Quality is something we all want in our products. A product that delivers what was promised and what we expected, won't break when used, is consistent in use, is easy to use and pleasant to look at, and so forth.  We who are involved with product development and product delivery know that quality takes time. So, a constant plaint of those who work on the development side is that management never allocates enough time for quality. Management just wants the product delivered to beat or meet the competition, or to meet some agreed on deadline with a client or customer.  And, worst of all, management many times seems to think that a product is ready for delivery when the developers know it is not so.  Why don't they see it? 
They actually do, and that is a source of the problem in software.  Most managers today come from a non-software background.  Their familiarity with software extends to the apps and systems they use regularly.  They generally hail from a hard product background - physical cell phones, cars, computer hardware, clothing, buildings, and so forth.  When they see the product ready for delivery, a building, a car, a table, they can see the defects and if they cannot, the product is considered ready to go.

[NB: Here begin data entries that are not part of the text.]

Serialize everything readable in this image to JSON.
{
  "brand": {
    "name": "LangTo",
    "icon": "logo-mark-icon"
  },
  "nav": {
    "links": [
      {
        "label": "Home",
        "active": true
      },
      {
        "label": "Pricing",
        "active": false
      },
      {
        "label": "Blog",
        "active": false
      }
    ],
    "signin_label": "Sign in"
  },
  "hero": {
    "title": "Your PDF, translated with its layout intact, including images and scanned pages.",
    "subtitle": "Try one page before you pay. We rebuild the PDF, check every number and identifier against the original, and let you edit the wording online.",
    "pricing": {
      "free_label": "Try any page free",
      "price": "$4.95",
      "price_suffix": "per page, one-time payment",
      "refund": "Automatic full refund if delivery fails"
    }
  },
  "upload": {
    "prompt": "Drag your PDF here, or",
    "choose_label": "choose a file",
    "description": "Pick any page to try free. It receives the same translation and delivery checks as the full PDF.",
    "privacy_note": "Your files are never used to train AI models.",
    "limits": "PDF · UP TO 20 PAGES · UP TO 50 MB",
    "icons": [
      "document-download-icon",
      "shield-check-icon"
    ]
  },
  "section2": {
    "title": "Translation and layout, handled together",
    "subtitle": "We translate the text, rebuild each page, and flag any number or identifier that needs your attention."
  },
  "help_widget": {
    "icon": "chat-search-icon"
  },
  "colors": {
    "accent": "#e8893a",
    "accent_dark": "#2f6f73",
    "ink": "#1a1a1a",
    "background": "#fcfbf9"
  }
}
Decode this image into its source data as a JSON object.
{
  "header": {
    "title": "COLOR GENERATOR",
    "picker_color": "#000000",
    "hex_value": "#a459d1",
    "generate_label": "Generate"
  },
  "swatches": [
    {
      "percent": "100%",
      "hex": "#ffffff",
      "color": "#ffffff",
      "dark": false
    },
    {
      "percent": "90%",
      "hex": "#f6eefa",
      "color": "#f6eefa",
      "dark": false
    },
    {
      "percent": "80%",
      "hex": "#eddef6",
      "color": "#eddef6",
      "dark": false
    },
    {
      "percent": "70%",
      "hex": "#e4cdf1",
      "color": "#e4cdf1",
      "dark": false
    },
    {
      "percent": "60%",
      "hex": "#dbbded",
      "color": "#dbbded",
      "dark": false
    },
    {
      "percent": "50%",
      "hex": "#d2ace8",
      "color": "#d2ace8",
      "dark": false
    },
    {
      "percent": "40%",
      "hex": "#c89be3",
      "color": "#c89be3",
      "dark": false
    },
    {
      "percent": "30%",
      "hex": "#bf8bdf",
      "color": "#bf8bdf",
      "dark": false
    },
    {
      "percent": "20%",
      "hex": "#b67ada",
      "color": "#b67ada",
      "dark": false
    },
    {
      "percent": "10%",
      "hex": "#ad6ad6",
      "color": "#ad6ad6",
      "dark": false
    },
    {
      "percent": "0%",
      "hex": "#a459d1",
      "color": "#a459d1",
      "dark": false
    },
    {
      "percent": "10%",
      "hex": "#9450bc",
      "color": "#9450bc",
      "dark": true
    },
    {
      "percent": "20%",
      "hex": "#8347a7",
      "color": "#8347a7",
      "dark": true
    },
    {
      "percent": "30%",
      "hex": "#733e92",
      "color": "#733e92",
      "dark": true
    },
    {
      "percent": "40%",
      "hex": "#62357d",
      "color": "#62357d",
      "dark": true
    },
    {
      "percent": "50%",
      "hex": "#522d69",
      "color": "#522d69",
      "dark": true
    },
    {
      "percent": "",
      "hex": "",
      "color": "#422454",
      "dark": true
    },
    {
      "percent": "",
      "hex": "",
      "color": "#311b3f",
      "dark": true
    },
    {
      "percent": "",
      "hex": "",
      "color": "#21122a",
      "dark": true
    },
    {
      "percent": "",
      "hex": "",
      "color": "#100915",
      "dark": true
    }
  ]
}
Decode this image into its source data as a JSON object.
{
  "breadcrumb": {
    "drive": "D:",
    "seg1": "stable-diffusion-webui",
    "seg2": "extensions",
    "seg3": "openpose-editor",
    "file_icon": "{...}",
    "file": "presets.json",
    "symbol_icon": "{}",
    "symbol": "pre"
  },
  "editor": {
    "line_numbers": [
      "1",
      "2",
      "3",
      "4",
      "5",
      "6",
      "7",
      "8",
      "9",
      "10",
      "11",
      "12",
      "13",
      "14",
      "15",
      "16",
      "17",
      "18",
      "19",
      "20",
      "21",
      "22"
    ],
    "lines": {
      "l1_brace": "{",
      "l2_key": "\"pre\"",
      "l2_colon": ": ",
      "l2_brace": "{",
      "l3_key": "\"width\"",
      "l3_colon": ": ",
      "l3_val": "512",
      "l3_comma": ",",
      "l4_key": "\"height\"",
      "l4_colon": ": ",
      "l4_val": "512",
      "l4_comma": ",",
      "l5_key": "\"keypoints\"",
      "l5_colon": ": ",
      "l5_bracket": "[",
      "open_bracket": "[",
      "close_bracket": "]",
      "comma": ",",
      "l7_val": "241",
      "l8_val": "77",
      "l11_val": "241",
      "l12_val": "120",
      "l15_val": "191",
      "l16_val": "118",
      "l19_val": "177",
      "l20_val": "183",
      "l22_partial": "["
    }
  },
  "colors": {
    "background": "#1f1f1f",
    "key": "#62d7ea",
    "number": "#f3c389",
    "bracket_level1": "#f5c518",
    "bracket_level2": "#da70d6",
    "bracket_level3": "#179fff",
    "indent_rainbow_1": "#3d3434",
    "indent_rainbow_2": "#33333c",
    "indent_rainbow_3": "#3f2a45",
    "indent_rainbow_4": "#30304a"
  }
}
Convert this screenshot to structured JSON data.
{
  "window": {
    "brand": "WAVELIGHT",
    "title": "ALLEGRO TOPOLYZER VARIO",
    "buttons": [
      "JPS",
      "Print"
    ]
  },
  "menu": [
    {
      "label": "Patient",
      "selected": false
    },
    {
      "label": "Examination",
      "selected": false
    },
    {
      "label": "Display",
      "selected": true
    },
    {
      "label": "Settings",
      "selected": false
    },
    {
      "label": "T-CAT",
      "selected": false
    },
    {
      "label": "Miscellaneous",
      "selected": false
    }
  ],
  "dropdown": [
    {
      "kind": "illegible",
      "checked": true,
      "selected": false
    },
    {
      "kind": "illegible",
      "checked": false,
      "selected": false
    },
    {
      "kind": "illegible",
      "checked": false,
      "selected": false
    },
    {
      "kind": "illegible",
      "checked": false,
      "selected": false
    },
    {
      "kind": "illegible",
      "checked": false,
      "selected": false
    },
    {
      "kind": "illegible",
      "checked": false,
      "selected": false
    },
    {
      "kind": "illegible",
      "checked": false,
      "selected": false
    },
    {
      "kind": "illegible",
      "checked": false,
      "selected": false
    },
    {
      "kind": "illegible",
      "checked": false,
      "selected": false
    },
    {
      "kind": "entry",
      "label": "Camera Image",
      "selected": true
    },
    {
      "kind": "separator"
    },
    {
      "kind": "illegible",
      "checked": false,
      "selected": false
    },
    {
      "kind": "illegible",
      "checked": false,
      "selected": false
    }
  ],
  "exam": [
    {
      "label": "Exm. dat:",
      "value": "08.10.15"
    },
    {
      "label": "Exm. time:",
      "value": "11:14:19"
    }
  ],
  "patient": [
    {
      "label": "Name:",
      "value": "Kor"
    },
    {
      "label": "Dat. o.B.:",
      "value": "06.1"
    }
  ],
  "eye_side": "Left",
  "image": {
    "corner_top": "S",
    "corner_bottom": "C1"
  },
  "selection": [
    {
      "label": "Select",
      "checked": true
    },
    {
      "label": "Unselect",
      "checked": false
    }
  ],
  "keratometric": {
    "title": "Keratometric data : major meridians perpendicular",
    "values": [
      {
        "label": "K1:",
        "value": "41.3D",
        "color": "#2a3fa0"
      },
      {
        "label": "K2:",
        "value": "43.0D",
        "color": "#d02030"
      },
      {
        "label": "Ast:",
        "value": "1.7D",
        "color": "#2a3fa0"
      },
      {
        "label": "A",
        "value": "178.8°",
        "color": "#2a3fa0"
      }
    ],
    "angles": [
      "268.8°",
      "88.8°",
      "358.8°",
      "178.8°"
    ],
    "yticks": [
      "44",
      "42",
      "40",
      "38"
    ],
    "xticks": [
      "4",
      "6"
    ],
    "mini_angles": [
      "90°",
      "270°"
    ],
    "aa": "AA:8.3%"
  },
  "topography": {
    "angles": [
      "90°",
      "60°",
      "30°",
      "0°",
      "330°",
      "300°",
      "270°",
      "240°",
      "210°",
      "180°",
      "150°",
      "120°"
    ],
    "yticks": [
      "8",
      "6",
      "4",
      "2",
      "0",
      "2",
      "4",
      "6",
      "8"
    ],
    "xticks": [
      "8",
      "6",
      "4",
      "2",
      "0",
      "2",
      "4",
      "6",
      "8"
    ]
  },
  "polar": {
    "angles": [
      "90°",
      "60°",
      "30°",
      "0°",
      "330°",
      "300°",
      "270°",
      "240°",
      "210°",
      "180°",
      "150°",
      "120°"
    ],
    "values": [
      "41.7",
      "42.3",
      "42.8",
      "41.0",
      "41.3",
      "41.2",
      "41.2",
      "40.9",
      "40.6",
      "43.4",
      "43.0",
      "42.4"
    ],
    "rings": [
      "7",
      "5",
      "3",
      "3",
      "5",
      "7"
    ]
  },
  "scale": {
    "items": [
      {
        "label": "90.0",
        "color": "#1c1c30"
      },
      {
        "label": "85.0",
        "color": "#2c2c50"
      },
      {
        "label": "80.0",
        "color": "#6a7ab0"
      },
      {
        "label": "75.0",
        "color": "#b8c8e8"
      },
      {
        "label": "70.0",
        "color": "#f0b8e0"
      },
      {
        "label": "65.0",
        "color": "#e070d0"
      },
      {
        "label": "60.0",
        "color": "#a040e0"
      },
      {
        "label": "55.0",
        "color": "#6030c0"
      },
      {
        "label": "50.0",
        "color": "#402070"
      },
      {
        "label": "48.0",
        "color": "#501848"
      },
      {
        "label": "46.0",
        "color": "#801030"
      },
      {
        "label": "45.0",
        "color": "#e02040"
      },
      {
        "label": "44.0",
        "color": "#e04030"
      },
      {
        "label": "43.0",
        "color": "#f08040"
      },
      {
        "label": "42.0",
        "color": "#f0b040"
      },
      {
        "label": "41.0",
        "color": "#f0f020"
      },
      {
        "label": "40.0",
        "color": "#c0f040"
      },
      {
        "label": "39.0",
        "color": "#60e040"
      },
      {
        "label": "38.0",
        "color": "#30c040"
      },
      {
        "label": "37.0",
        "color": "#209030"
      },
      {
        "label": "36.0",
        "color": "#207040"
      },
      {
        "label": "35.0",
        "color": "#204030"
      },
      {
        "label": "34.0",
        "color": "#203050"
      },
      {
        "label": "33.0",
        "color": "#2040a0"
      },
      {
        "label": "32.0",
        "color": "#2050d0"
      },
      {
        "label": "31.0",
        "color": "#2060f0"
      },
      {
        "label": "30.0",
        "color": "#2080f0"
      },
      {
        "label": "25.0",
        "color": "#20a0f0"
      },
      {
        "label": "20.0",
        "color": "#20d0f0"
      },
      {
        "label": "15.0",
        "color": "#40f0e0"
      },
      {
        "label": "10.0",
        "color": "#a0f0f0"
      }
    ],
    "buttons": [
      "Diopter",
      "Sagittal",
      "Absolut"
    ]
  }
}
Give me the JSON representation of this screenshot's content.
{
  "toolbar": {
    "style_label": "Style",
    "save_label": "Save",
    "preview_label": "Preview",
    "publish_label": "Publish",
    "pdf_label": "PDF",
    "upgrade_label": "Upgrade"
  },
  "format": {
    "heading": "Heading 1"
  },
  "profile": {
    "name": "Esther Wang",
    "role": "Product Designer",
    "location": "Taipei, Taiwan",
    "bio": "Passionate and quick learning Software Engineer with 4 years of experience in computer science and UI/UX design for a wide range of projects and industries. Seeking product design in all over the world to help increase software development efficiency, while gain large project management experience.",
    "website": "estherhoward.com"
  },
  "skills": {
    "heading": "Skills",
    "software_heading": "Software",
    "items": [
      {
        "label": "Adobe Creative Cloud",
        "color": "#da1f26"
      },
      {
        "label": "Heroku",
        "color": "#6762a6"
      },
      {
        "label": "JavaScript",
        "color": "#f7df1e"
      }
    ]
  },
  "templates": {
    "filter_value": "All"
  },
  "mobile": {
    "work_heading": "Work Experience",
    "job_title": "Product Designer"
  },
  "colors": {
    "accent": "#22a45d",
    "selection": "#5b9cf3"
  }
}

With software we can demonstrate a feature or function working well. Management sees the screen and the actions taking place and sees some results. Therefore, like the table with no scratches, it is ready for delivery.  It is difficult to convince someone who sees something working before his or her eyes that there may be issues lurking behind the screen.  That is what the cognitive behaviorists call dissonance.  Our minds must come up with a way of explaining it all.  And, since management has a vested interest in getting the product out, confirmation bias kicks in and management resolves the dissonance by ignoring the issues of lack of quality and rejects the request for additional time to fix something management cannot see.
The end result?  Products delivered with less quality that we would like.
I don't know the answer other than to make the product break in front of management's eyes, and that introduces a whole lot of other, rather unpleasant issues. But at least we can solace ourselves in knowing that there is a human explanation for the conundrum, if such solace helps at all.